PWC 198

PWC 198

Our good host has given us easy challenges this week, which works for me as I am busy at work. Still, I have done them only in Perl 5 and Raku and skipped Julia this time.

Challenge 2 (Prime Count)

We are asked to find the number of prime integers between 0 and a given positive integer $n. The challenge specifies that we are looking for primes that are strictly less than $n (which I nearly missed, but caught in time).

This is an easy one-liner if one does not try to implement a prime sieve from scratch (I don't). Here it is in Raku:

raku -e '(0..^@*ARGS[0]).grep(*.is-prime).elems.say' $@

We need the ^ in ^@*ARGS[0] to exclude $n (the command-line argument) itself from the count. 

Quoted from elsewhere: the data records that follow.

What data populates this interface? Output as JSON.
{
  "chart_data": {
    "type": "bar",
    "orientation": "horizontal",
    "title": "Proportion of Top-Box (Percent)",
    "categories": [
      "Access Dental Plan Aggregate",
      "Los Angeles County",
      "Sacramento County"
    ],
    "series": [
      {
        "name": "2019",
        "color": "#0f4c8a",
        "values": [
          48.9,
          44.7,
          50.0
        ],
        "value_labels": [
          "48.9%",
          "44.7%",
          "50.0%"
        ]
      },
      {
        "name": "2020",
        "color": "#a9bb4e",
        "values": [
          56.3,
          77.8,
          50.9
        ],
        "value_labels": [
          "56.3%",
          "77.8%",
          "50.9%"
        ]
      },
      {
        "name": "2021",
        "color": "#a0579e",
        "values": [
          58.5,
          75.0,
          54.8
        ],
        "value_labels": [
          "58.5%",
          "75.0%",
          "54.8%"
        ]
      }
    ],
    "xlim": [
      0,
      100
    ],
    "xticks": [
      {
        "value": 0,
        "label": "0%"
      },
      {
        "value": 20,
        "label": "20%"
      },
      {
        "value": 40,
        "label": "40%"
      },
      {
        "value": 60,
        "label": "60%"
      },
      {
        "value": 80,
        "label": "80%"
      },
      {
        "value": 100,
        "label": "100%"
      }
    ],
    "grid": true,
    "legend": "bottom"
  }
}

In Perl 5, I use the Math::Prime::Util function "prime_count". 

perl -MMath::Prime::Util=prime_count -wl -e 'print prime_count($ARGV[0]-1)' $@

We subtract one from the command-line argument to exclude it from the count. The "prime_count" routine gives the number of primes up to and including its argument.

Challenge 1 (Max Gap)

We are given a list of integers. We are asked to sort them first, then count the occurrences of the gaps between successive elements. For example, for the input list (1,2,3,4) the gaps are 1 between 3 consecutive pairs of elements ( (1,2), (2,3), (3,4))). We are asked to return the count for the highest gap recorded. If the input list has only one element, we return 0.

This is a classic Perl use of a hash (Of course, there are many other ways to do it too). In Perl 5, I sort the list, then iterate through the sorted list counting gaps with a hash, where the key is the gap, and the value is the count for that gap. Then I sort the hash keys and take the value of the highest one.   Here is the sub-routine:

sub max_gap {
    my (@list) = (sort {$a <=> $b} @_);
    (@list <= 2) && (return 0);
    my %gaps;
    
    map {$gaps{$list[$_+1]-$list[$_]}++}
    (0 .. @list-2);
        
    $gaps{ (sort {$b <=> $a} (keys %gaps))[0] };
}

Here is the direct translation to Raku:

sub max-gap (@list) {
    my (@sorted_list) = @list.sort( {$^a <=> $^b} );
    (@list.elems <= 2) && (return 0);
    my %gaps;
        
    (0 .. @sorted_list-2).map( {%gaps{@sorted_list[$_+1]-@sorted_list[$_]}++} );
    
    
    %gaps{ ( (%gaps.keys).sort( {$^b <=> $^a} ))[0] };
}

Both scripts have a silly error. The test for returning zero should be that the list length should be strictly less than two (or one or less), not less than or equal to two as I have it. I didn't read the spec carefully enough when I was scripting. I'll let the programs stand as, let's say, an inadvertent variation from the spec.